I'm pretty sure that's one broke-ass regex. Can you pull the regex id from that binary?
Regex ID 679...
/^.*?\"(?P<name>.*?)\.(pdb|htm|prc|lit|epub|lrf|txt|pdf|rtf|doc|chf|chn|mobi|chm|doc|sample|mkv|Avi|mp4|vol|ogm|par|rar|sfv|nfo|nzb|srt|ass|mpg|txt|zip|wmv|ssa|r\d{1,3}|7z|tar|mov|divx|m2ts|rmvb|iso|dmg|sub|idx|rm|ac3|t\d{1,2}|u\d{1,3})/iS
Yeah, the regex is matching badly. I'll rewrite it.
How would that cause the scans to fail though? Perhaps I'm being daft but I'm not seeing the link.

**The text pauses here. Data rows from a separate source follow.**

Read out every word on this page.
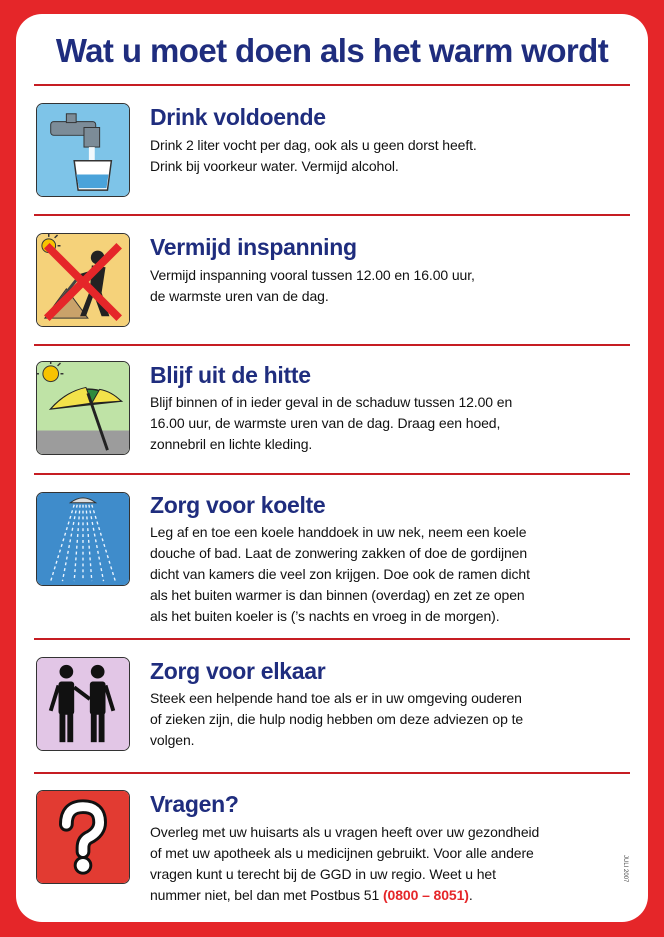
Wat u moet doen als het warm wordt
Drink voldoende
Drink 2 liter vocht per dag, ook als u geen dorst heeft.
Drink bij voorkeur water. Vermijd alcohol.
Vermijd inspanning
Vermijd inspanning vooral tussen 12.00 en 16.00 uur,
de warmste uren van de dag.
Blijf uit de hitte
Blijf binnen of in ieder geval in de schaduw tussen 12.00 en
16.00 uur, de warmste uren van de dag. Draag een hoed,
zonnebril en lichte kleding.
Zorg voor koelte
Leg af en toe een koele handdoek in uw nek, neem een koele
douche of bad. Laat de zonwering zakken of doe de gordijnen
dicht van kamers die veel zon krijgen. Doe ook de ramen dicht
als het buiten warmer is dan binnen (overdag) en zet ze open
als het buiten koeler is (’s nachts en vroeg in de morgen).
Zorg voor elkaar
Steek een helpende hand toe als er in uw omgeving ouderen
of zieken zijn, die hulp nodig hebben om deze adviezen op te
volgen.
Vragen?
Overleg met uw huisarts als u vragen heeft over uw gezondheid
of met uw apotheek als u medicijnen gebruikt. Voor alle andere
vragen kunt u terecht bij de GGD in uw regio. Weet u het
nummer niet, bel dan met Postbus 51 (0800 – 8051).
JULI 2007
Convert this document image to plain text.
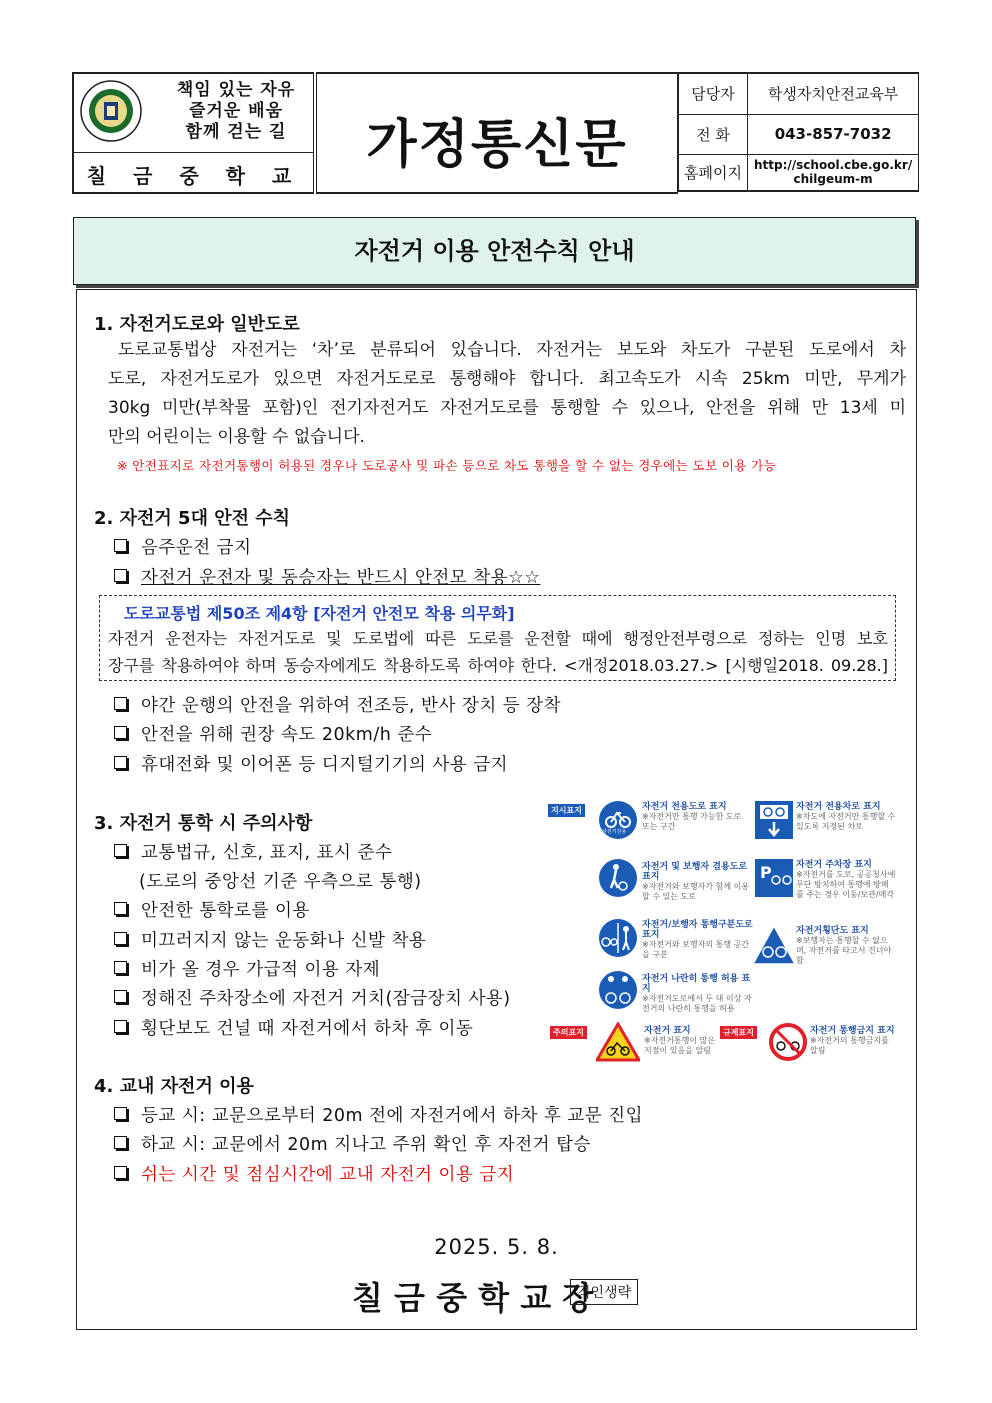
책임 있는 자유
즐거운 배움
함께 걷는 길
칠 금 중 학 교
가정통신문
담당자	학생자치안전교육부
전 화	043-857-7032
홈페이지	http://school.cbe.go.kr/ chilgeum-m
자전거 이용 안전수칙 안내
1. 자전거도로와 일반도로
도로교통법상 자전거는 ‘차’로 분류되어 있습니다. 자전거는 보도와 차도가 구분된 도로에서 차
도로, 자전거도로가 있으면 자전거도로로 통행해야 합니다. 최고속도가 시속 25km 미만, 무게가
30kg 미만(부착물 포함)인 전기자전거도 자전거도로를 통행할 수 있으나, 안전을 위해 만 13세 미
만의 어린이는 이용할 수 없습니다.
※ 안전표지로 자전거통행이 허용된 경우나 도로공사 및 파손 등으로 차도 통행을 할 수 없는 경우에는 도보 이용 가능
2. 자전거 5대 안전 수칙
음주운전 금지
자전거 운전자 및 동승자는 반드시 안전모 착용☆☆
도로교통법 제50조 제4항 [자전거 안전모 착용 의무화]
자전거 운전자는 자전거도로 및 도로법에 따른 도로를 운전할 때에 행정안전부령으로 정하는 인명 보호
장구를 착용하여야 하며 동승자에게도 착용하도록 하여야 한다. <개정2018.03.27.> [시행일2018. 09.28.]
야간 운행의 안전을 위하여 전조등, 반사 장치 등 장착
안전을 위해 권장 속도 20km/h 준수
휴대전화 및 이어폰 등 디지털기기의 사용 금지
3. 자전거 통학 시 주의사항
교통법규, 신호, 표지, 표시 준수
(도로의 중앙선 기준 우측으로 통행)
안전한 통학로를 이용
미끄러지지 않는 운동화나 신발 착용
비가 올 경우 가급적 이용 자제
정해진 주차장소에 자전거 거치(잠금장치 사용)
횡단보도 건널 때 자전거에서 하차 후 이동
지시표지
자전거전용
자전거 전용도로 표지
※자전거만 통행 가능한 도로 또는 구간
자전거 전용차로 표지
※차도에 자전거만 통행할 수 있도록 지정된 차로
자전거 및 보행자 겸용도로 표지
※자전거와 보행자가 함께 이용할 수 있는 도로
P	자전거 주차장 표지
※자전거를 도로, 공공청사에 무단 방치하여 통행에 방해를 주는 경우 이동/보관/매각
자전거/보행자 통행구분도로 표지
※자전거와 보행자의 통행 공간을 구분
자전거횡단도 표지
※보행자는 통행할 수 없으며, 자전거를 타고서 건너야 함
자전거 나란히 통행 허용 표지
※자전거도로에서 두 대 이상 자전거의 나란히 통행을 허용
주의표지	자전거 표지
※자전거통행이 많은 지점이 있음을 알림
규제표지	자전거 통행금지 표지
※자전거의 통행금지를 알림
4. 교내 자전거 이용
등교 시: 교문으로부터 20m 전에 자전거에서 하차 후 교문 진입
하교 시: 교문에서 20m 지나고 주위 확인 후 자전거 탑승
쉬는 시간 및 점심시간에 교내 자전거 이용 금지
2025. 5. 8.
칠 금 중 학 교 장
직인생략
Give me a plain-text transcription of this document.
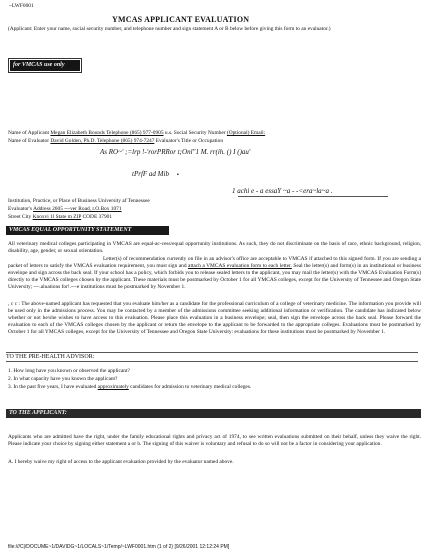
~LWF0001
YMCAS APPLICANT EVALUATION
(Applicant: Enter your name, social security number, and telephone number and sign statement A or B below before giving this form to an evaluator.)
for VMCAS use only
Name of Applicant Megan Elizabeth Bounds Telephone (865) 977-0905 u.s. Social Security Number (Optional) Email:
Name of Evaluator David Golden, Ph.D. Telephone (865) 974-7247 Evaluator's Title or Occupation
As RO~' ;=lrp !-'rorPRRor t;Onl"1 M. rr(ih. () I ()au'
tPrfF ad Mib ▪
1 achi e - a essaY ~a - -<era~la~a .
Institution, Practice, or Place of Business University af Tennessee
Evaluator's Address 2605 ~~ver Road, r.O.Box 1071
Street City Knoxvi 1l State m ZIP CODE 37901
VMCAS EQUAL OPPORTUNITY STATEMENT
All veterinary medical colleges participating in VMCAS are equal-ac-cess/equal opportunity institutions. As such, they do not discriminate on the basis of race, ethnic background, religion, disability, age, gender, or sexual orientation.
Letter(s) of recommendation currently on file in an advisor's office are acceptable to VMCAS if attached to this signed form. If you are sending a packet of letters to satisfy the VMCAS evaluation requirement, you must sign and attach a VMCAS evaluation form to each letter. Seal the letter(s) and form(s) in an institutional or business envelope and sign across the back seal. If your school has a policy, which forbids you to release sealed letters to the applicant, you may mail the letter(s) with the VMCAS Evaluation Form(s) directly to the VMCAS colleges chosen by the applicant. These materials must be postmarked by October 1 for all YMCAS colleges, except for the University of Tennessee and Oregon State University; ~~.aluations for!.~~e institutions must be postmarked by November 1.
, c c : The above-named applicant has requested that you evaluate him/her as a candidate for the professional curriculum of a college of veterinary medicine. The information you provide will be used only in the admissions process. You may be contacted by a member of the admissions committee seeking additional information or verification. The candidate has indicated below whether or not he/she wishes to have access to this evaluation. Please place this evaluation in a business envelope; seal, then sign the envelope across the back seal. Please forward the evaluation to each of the VMCAS colleges chosen by the applicant or return the envelope to the applicant to be forwarded to the appropriate colleges. Evaluations must be postmarked by October 1 for all YMCAS colleges, except for the University of Tennessee and Oregon State University: evaluations for these institutions must be postmarked by November 1.
TO THE PRE-HEALTH ADVISOR:
1. How long have you known or observed the applicant?
2. In what capacity have you known the applicant?
3. In the past five years, I have evaluated approximately candidates for admission to veterinary medical colleges.
TO THE APPLICANT:
Applicants who are admitted have the right, under the family educational rights and privacy act of 1974, to see written evaluations submitted on their behalf, unless they waive the right. Please indicate your choice by signing either statement a or b. The signing of this waiver is voluntary and refusal to do so will not be a factor in considering your application.
A. I hereby waive my right of access to the applicant evaluation provided by the evaluator named above.
file:///C|/DOCUME~1/DAVIDG~1/LOCALS~1/Temp/~LWF0001.htm (1 of 2) [9/26/2001 12:12:24 PM]
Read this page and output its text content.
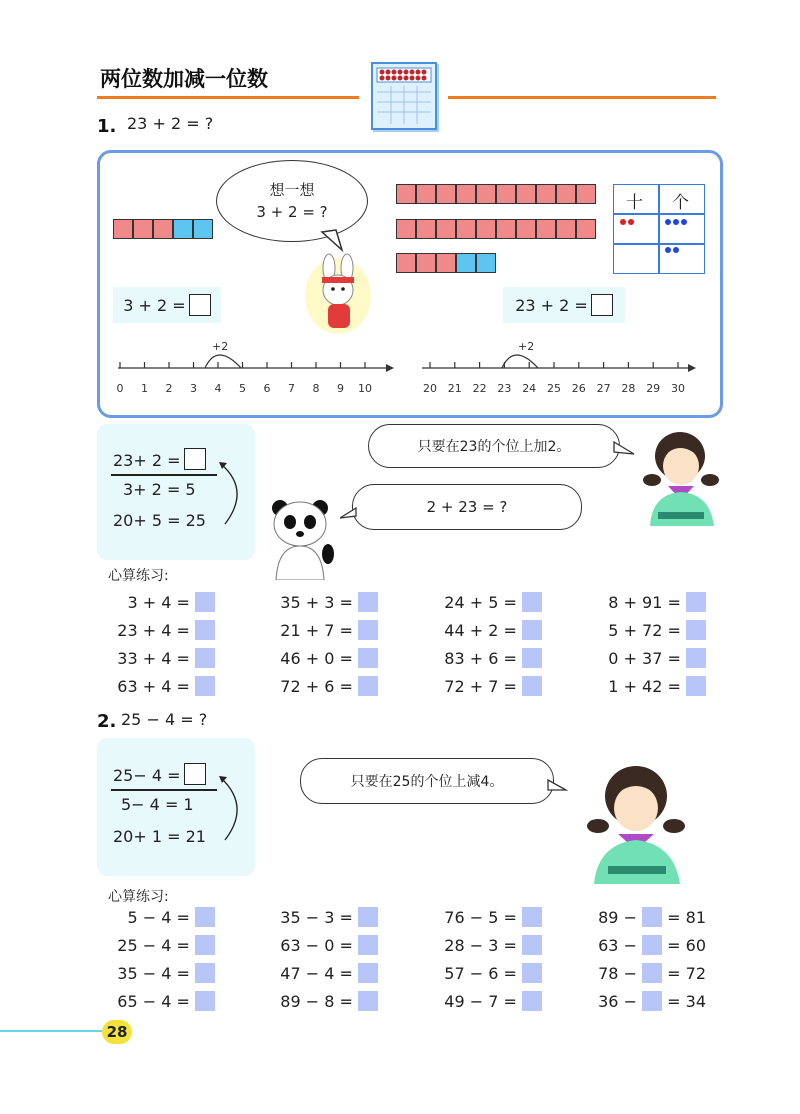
两位数加减一位数
1. 23 + 2 = ?
想一想
3 + 2 = ?	十 个
3 + 2 =	23 + 2 =
+2
0 1 2 3 4 5 6 7 8 9 10
+2
20 21 22 23 24 25 26 27 28 29 30
23+ 2 =
3+ 2 = 5
20+ 5 = 25
只要在23的个位上加2。
2 + 23 = ?
心算练习:
3 + 4 =	35 + 3 =	24 + 5 =	8 + 91 =
23 + 4 =	21 + 7 =	44 + 2 =	5 + 72 =
33 + 4 =	46 + 0 =	83 + 6 =	0 + 37 =
63 + 4 =	72 + 6 =	72 + 7 =	1 + 42 =
2. 25 − 4 = ?
25− 4 =
5− 4 = 1
20+ 1 = 21
只要在25的个位上减4。
心算练习:
5 − 4 =	35 − 3 =	76 − 5 =	89 −  = 81
25 − 4 =	63 − 0 =	28 − 3 =	63 −  = 60
35 − 4 =	47 − 4 =	57 − 6 =	78 −  = 72
65 − 4 =	89 − 8 =	49 − 7 =	36 −  = 34
28
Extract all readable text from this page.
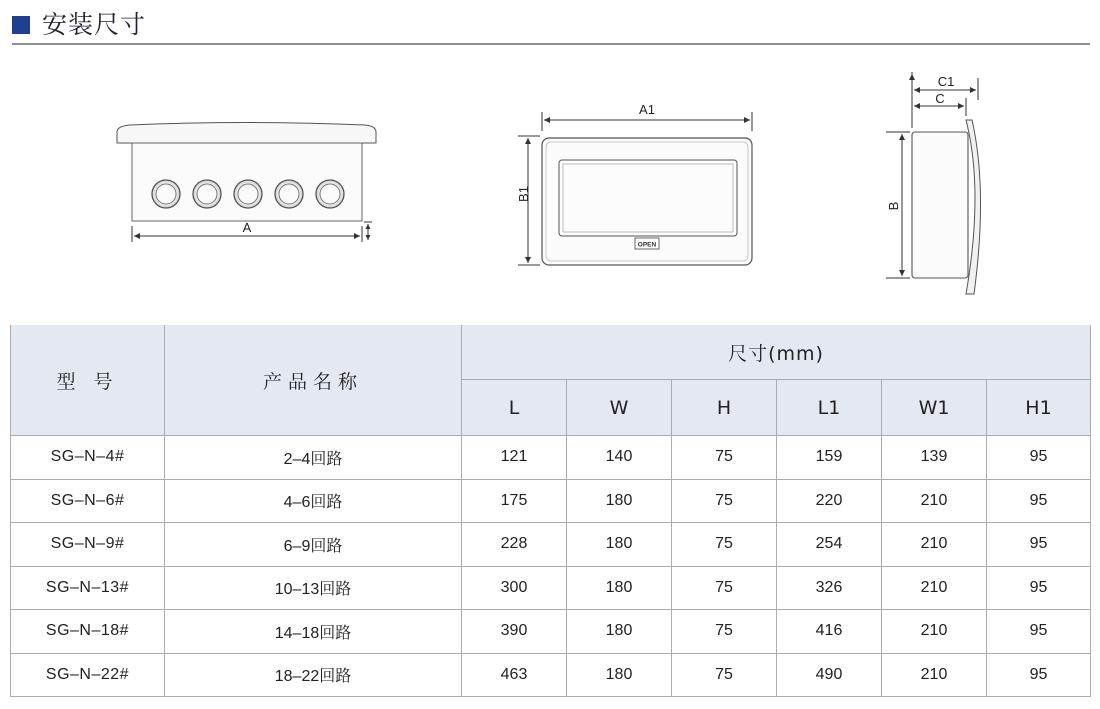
安装尺寸
A
A1
B1
OPEN
C1
C
B
型 号	产品名称	尺寸(mm)					
		L	W	H	L1	W1	H1
SG–N–4#	2–4回路	121	140	75	159	139	95
SG–N–6#	4–6回路	175	180	75	220	210	95
SG–N–9#	6–9回路	228	180	75	254	210	95
SG–N–13#	10–13回路	300	180	75	326	210	95
SG–N–18#	14–18回路	390	180	75	416	210	95
SG–N–22#	18–22回路	463	180	75	490	210	95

I was halfway through a post on it and my PC hardlocked and I lost it :c I'll explain briefly:
The regex is causing binaries to be made improperly (it only matches Detective.Comics
without the volume numbers etc, meaning that we get the wrong parts put together). Because the wrong parts are together, it breaks stuff further down the line. A few of NN's regex are broken like this, which is why I made the facility to replace them as they're dragged down.
Fair enough, I had a feeling it was something along those lines but wasn't 100%.
I'd delete any binaries generated by that regex id and rescan them, by the way. Luckily they're in ebooks, so it's about 10 minutes to scan the whole goddamned group.
Those regex were broken for 4 different groups, though: a.b.ebook, a.b.e-book, a.b.e-book.technical, a.b.ebook.flood.
Yeah, already did that and the scan has kicked off successfully. I'll stop backfilling for now too to make sure the parts and binaries tables actually clear down.
I'll catch that exception anyway and make a log note to check the regex anytime it comes up.
I've seen a lot of releases named something like trtk09836 which in turn seems to get renamed wrongly, e.g.
Or doesn't get renamed at all:
Googling trtk09833 leads me to http://spotweb.timbo.nl/?page=getspot&messageid=5vwo1pBvvDQkNwsUwyILb%40spot.net which gives the impression there's some way of turning these release names into proper releases. It also seems to list other NZB sites that have somehow corrected the name to "AC-DC - '74 Jailbreak (1974)(flac)".
Any ideas how they are doing this and if it's something that could be implemented?